With banners reading ‘This Meadow is Ours’ and ‘We Live Here’ displayed proudly behind one goal, it’s clear not all Hamlet fans are ready to forgive and forget when it comes to the property developers who remain their landlords. While the club hierarchy have struck a much more diplomatic tone with regards to Meadow in recent weeks, it will take a long time to restore goodwill among supporters. “I think there’s still obviously resentment over what we’ve been through,” says Greenhalgh. “But the fact that they were willing to sit down and come to agreement that moves us forward… while we’re not going to forgive them overnight, it’s a step in the right direction.

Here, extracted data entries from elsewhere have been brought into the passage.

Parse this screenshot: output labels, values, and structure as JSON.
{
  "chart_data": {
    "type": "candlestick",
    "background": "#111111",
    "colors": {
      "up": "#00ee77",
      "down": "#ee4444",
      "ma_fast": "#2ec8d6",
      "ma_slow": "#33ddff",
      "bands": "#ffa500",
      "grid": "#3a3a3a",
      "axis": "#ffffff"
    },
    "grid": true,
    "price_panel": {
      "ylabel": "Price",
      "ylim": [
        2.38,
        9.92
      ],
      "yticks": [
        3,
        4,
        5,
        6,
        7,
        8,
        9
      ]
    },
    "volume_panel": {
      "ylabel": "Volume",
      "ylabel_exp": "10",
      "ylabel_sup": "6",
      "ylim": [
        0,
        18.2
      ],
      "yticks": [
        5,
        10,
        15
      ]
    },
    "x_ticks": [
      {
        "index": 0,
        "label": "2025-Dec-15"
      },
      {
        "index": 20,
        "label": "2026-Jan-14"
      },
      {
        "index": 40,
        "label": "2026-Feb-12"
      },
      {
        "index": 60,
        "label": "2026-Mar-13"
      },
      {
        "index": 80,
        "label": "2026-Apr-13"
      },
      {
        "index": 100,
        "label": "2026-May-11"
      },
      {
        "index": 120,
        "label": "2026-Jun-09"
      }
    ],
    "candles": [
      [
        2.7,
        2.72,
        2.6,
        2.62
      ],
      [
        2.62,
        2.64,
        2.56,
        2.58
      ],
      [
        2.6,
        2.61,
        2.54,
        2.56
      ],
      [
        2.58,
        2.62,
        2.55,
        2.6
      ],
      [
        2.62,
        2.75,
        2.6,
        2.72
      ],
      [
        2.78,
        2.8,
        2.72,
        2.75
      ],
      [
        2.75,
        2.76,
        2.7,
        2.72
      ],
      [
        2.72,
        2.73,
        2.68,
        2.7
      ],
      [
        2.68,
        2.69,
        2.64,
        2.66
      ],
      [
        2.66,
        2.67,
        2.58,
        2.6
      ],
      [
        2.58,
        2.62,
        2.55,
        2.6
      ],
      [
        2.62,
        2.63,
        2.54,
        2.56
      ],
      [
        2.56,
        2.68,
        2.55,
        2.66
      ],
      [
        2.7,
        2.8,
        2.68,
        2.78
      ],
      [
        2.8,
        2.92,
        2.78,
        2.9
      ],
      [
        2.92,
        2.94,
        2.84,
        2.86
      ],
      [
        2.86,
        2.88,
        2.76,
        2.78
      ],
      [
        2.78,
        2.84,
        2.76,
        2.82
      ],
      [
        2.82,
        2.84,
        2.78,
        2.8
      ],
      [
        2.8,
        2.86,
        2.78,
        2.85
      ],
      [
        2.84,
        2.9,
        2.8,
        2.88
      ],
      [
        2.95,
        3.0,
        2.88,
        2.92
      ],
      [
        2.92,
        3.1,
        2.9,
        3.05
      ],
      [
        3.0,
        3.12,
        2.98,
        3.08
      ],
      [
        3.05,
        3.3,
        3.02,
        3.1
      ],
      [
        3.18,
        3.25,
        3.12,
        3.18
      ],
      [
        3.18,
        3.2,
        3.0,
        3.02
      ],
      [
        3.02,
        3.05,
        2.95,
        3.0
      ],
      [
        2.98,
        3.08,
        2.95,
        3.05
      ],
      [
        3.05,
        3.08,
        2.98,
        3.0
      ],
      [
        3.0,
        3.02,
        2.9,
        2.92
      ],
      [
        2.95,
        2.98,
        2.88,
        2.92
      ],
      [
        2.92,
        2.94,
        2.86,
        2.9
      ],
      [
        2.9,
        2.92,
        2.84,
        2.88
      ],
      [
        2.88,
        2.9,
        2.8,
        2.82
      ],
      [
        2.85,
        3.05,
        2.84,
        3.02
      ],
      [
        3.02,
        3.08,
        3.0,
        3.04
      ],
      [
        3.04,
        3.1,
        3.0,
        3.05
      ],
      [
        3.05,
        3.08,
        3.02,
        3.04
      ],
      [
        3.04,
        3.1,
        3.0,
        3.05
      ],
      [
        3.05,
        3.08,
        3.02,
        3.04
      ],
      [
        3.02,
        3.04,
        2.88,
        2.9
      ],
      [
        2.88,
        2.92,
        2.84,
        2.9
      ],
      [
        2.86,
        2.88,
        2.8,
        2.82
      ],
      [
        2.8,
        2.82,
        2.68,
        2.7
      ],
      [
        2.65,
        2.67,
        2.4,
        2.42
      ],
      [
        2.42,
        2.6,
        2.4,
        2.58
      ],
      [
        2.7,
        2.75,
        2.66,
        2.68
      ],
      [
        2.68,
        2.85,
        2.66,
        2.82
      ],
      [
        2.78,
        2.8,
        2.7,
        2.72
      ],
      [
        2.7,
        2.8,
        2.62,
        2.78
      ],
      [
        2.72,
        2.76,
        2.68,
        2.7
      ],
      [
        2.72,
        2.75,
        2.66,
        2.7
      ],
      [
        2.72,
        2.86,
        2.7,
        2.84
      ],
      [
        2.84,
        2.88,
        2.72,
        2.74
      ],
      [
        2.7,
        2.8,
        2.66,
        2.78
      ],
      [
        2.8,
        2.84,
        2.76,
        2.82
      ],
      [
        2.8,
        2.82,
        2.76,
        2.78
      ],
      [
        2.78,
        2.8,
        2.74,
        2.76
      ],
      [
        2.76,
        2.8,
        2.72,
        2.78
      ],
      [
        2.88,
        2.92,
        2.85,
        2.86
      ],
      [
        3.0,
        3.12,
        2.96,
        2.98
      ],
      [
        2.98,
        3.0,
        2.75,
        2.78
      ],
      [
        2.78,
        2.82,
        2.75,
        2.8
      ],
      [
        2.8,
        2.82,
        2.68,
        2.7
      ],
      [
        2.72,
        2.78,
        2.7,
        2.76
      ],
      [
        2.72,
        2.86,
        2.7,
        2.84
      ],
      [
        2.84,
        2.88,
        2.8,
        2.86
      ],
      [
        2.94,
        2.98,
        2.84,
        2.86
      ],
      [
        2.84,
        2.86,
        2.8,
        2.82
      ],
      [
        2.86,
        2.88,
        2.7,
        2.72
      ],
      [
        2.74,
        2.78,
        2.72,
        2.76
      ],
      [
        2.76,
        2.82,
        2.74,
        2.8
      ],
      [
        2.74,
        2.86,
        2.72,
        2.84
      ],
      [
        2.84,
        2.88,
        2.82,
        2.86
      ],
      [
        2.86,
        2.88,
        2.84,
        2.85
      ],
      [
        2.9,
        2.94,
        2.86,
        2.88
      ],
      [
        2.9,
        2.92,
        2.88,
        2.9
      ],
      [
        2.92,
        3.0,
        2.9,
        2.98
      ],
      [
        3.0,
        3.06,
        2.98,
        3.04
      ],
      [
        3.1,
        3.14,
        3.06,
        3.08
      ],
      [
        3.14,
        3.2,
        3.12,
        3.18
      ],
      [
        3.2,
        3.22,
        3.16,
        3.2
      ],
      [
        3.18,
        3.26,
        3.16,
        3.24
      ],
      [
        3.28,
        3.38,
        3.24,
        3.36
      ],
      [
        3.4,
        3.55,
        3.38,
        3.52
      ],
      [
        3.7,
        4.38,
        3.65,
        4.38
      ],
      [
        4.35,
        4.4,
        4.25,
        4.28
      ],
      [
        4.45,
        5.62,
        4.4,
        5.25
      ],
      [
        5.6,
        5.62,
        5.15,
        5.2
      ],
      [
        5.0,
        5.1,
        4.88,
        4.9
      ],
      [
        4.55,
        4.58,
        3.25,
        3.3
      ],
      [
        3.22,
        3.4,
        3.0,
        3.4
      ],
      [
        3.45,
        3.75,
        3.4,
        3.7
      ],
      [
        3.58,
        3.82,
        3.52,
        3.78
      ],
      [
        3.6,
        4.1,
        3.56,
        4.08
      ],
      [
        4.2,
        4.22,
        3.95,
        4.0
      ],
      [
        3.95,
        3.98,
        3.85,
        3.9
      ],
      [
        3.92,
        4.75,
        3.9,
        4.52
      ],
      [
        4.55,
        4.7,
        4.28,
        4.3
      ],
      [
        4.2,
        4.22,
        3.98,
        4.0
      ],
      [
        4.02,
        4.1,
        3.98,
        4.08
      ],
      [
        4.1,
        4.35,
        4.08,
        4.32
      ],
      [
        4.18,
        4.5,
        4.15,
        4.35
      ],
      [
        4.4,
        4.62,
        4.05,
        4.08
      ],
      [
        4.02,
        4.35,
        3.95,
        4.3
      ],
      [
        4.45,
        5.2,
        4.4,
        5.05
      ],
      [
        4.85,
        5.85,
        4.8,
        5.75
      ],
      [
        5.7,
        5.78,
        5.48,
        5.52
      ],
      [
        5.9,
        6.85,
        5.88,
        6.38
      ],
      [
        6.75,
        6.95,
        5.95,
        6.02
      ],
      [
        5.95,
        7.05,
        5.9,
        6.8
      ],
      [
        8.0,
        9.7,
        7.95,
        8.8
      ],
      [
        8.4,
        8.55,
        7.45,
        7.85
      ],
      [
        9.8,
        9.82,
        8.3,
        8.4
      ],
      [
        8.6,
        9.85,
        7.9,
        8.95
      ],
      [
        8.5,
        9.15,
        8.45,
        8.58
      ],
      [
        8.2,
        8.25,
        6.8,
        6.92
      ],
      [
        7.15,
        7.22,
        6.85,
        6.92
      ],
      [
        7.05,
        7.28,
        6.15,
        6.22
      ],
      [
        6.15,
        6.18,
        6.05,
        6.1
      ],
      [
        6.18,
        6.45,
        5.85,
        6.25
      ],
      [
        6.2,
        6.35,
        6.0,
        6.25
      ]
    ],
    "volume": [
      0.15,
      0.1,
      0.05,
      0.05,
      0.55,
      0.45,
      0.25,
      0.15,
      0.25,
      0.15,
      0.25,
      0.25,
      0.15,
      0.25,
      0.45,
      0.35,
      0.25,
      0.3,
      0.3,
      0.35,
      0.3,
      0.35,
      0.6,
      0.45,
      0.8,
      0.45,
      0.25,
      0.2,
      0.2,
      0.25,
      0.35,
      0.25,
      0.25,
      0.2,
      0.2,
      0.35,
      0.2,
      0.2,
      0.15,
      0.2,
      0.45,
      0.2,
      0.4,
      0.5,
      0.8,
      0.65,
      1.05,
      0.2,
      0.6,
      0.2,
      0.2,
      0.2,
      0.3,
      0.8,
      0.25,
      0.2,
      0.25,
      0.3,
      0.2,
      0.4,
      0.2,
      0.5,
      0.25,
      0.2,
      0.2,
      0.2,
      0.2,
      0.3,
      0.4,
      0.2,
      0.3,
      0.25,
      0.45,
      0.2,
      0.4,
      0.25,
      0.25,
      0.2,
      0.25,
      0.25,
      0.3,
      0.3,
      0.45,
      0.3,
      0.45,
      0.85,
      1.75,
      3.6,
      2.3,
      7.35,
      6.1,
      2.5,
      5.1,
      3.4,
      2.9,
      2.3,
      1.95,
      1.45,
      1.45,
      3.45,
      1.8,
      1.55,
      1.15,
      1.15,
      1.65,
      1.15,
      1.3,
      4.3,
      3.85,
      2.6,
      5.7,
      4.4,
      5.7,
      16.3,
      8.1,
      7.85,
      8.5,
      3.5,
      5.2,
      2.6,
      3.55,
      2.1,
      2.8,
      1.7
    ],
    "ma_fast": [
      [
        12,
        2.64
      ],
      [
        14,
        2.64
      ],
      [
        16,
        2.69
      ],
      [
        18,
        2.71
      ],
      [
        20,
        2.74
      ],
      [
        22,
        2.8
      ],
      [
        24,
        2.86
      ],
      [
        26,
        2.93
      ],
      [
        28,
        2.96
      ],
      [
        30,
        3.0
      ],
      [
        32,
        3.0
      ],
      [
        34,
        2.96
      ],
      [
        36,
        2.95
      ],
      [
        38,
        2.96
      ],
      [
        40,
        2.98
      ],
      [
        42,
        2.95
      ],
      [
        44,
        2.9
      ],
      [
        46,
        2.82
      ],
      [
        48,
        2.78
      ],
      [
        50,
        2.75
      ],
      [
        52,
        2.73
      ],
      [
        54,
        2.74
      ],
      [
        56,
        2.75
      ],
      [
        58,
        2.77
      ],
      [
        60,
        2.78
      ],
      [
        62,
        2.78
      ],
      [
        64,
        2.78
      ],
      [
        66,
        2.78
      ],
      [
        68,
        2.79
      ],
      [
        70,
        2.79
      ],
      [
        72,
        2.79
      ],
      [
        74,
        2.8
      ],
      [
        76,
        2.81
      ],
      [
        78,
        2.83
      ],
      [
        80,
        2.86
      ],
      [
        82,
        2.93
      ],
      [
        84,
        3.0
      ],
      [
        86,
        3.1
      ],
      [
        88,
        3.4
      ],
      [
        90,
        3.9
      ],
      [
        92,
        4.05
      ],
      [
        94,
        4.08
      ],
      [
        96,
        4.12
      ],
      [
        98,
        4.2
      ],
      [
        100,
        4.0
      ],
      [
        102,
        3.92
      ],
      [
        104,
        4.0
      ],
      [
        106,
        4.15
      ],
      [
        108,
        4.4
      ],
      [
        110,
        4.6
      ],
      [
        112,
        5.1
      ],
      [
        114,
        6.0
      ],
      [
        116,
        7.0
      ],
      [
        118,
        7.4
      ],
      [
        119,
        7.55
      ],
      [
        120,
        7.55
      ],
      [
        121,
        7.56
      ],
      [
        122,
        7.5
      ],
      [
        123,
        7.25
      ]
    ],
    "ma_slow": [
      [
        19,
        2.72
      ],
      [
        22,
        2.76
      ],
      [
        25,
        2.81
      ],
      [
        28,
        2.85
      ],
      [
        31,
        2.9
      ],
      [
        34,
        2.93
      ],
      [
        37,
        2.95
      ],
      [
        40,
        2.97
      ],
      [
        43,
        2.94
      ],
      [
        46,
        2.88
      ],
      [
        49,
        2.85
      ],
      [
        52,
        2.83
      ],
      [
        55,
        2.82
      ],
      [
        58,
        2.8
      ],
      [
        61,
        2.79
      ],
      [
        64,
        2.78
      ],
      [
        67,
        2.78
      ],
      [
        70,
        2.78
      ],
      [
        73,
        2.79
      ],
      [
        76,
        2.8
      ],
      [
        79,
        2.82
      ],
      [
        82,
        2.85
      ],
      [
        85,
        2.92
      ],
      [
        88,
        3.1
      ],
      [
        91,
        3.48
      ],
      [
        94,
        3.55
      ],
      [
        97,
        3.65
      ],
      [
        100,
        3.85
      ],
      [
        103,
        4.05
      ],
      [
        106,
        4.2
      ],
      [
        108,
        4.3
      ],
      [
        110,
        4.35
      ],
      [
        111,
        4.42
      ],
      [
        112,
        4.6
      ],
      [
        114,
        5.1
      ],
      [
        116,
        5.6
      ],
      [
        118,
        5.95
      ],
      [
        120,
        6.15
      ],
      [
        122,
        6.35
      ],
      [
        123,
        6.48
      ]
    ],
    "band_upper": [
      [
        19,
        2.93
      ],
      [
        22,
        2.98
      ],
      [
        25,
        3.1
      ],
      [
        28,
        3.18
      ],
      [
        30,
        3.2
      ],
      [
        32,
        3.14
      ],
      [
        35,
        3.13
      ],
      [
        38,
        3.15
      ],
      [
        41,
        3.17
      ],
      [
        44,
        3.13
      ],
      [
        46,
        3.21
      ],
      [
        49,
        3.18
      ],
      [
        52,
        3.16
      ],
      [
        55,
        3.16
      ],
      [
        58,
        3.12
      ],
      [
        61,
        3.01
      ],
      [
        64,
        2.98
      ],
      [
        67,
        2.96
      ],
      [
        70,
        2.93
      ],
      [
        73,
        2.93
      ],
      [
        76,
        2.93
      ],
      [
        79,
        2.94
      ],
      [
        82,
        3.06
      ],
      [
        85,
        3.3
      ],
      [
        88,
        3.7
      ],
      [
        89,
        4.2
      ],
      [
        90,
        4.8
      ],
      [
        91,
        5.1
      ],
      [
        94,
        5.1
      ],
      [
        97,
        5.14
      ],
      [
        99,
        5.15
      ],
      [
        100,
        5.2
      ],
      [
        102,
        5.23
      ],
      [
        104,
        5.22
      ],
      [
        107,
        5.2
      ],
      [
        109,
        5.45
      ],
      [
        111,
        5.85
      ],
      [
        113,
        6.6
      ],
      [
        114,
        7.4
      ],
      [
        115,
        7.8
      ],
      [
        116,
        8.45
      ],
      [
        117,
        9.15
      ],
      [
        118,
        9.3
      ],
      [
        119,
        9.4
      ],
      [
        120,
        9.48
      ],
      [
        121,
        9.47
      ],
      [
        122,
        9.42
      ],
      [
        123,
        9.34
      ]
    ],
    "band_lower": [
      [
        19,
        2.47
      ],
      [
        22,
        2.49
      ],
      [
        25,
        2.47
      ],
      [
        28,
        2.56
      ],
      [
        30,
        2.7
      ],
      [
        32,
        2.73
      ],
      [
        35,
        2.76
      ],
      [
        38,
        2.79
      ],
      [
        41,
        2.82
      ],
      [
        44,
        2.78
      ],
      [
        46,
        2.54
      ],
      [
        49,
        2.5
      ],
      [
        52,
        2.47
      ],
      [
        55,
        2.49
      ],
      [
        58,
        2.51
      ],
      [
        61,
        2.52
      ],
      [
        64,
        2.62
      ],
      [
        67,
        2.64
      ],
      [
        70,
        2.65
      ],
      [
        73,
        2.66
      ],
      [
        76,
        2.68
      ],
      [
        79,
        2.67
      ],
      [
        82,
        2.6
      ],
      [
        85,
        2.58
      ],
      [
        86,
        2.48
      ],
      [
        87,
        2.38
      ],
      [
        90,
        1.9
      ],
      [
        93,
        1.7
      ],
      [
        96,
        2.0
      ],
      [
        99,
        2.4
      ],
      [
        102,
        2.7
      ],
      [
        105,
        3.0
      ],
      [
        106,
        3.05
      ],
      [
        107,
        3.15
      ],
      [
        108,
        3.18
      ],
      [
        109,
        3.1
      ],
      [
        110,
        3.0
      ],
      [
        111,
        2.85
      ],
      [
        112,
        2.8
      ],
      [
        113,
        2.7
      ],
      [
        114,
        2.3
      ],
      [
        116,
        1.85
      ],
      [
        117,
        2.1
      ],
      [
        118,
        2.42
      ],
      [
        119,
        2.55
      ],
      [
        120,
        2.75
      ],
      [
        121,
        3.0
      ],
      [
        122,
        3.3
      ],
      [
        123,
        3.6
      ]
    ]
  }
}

“Being back here is the most important thing and, with what comes next, we’re going to have to work with them closely and make sure our voice is never lost in this, which is what happened before.”
Judging by the noise at the final whistle, Hamlet are in no danger of going gently into that good night. They have shown time and again over the last 10 months that they are a force to be reckoned with.